Weidner, Donald J.1; Li Li1, Jiuhua Chen1, Michael T. Vaughan1, Shenghua Mei2, and William Durham2
1Department of Geosciences, State University of New York, 11794-2100
2L-206, Lawrence Livermore National Laboratory, 7000 East Avenue, Livermore, CA
dweidner@sunysb.edu
NSLS-X17B (MAP)
The Reuss state of uniform stress and the Voigt state of uniform strain have long been considered as the bounds for the stress-strain state of an aggregate. In the case where plastic flow can occur within the material, and where the strength of the individual grains varies with orientation or state of the grains, the situation becomes more complex. Even in the Voigt state, where strain is uniform, the partition of strain between elastic and plastic may vary from grain to grain and the partitioning will depend on the properties of the individual grains. Thus, the elastic strain will not be governed by the Reuss-Voigt bound.

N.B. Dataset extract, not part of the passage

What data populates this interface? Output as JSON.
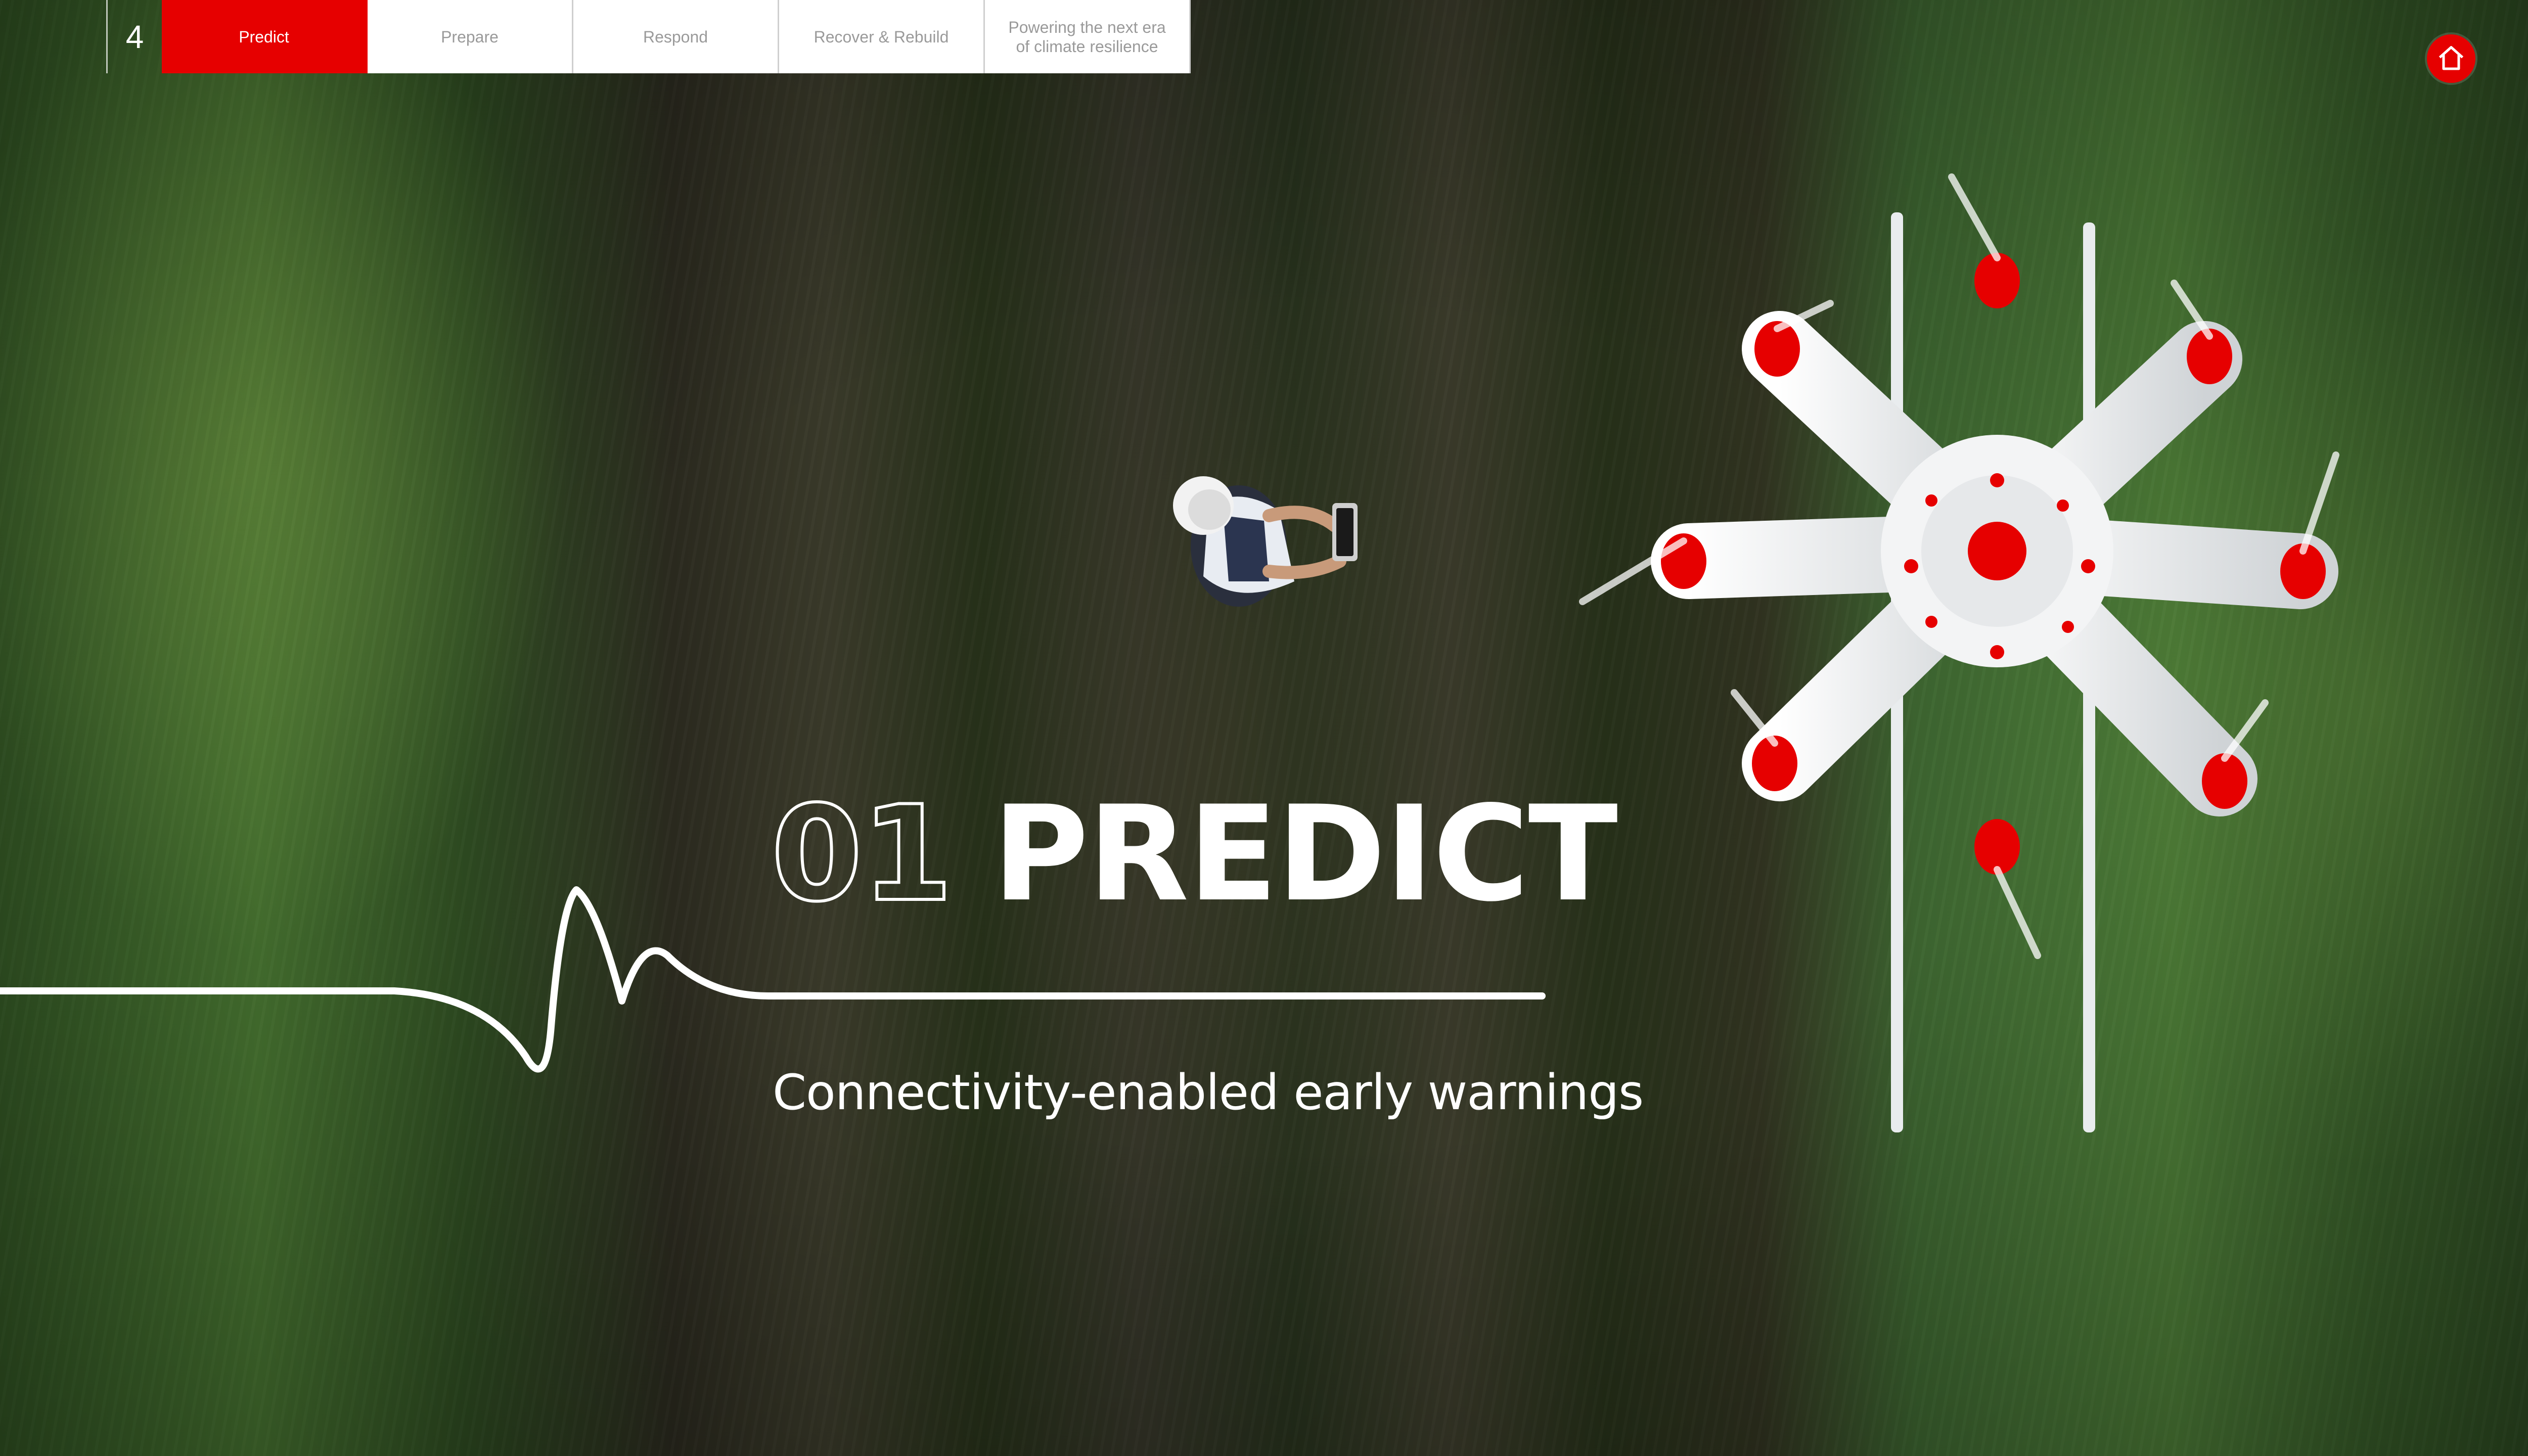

Synchrotron diffraction is capable of probing the elastic strain-state of different populations of grains within an aggregate of a specimen under differential stress. We present here the elastic strain for a magnesium oxide sample for the population of grains that have the (1,0,0) axis parallel to the maximum stress and those that have the (1,1,1) axis parallel to this stress. These data are collected as the specimen is deformed by several per cent at a constant strain rate. The stress is calculated using the elastic moduli of MgO for the P,T conditions of the experiment. While the elastic strain for the two populations is fairly similar, the inferred stress is very different. We conclude that the Reuss-Voigt bounds would not properly represent the elastic state of this aggregate. These results give interesting insights into the nature of aggregates. They suggests that Singh et al., 1998's analysis is incomplete as he uses the Reuss and Voigt models as bounds for the elastic state. Furthermore, we conclude that orientation dependent strength may produce incorrect results when inferring elastic properties from static high-pressure x-ray experiments.
Reference:
Singh, A.K., C. Balasingh, H.K. Mao, J. Shu, and R.J. Hemley, Rev. High Pressure Sci. Technol., edited by M. Nakahara, pp. 205-210, 1998.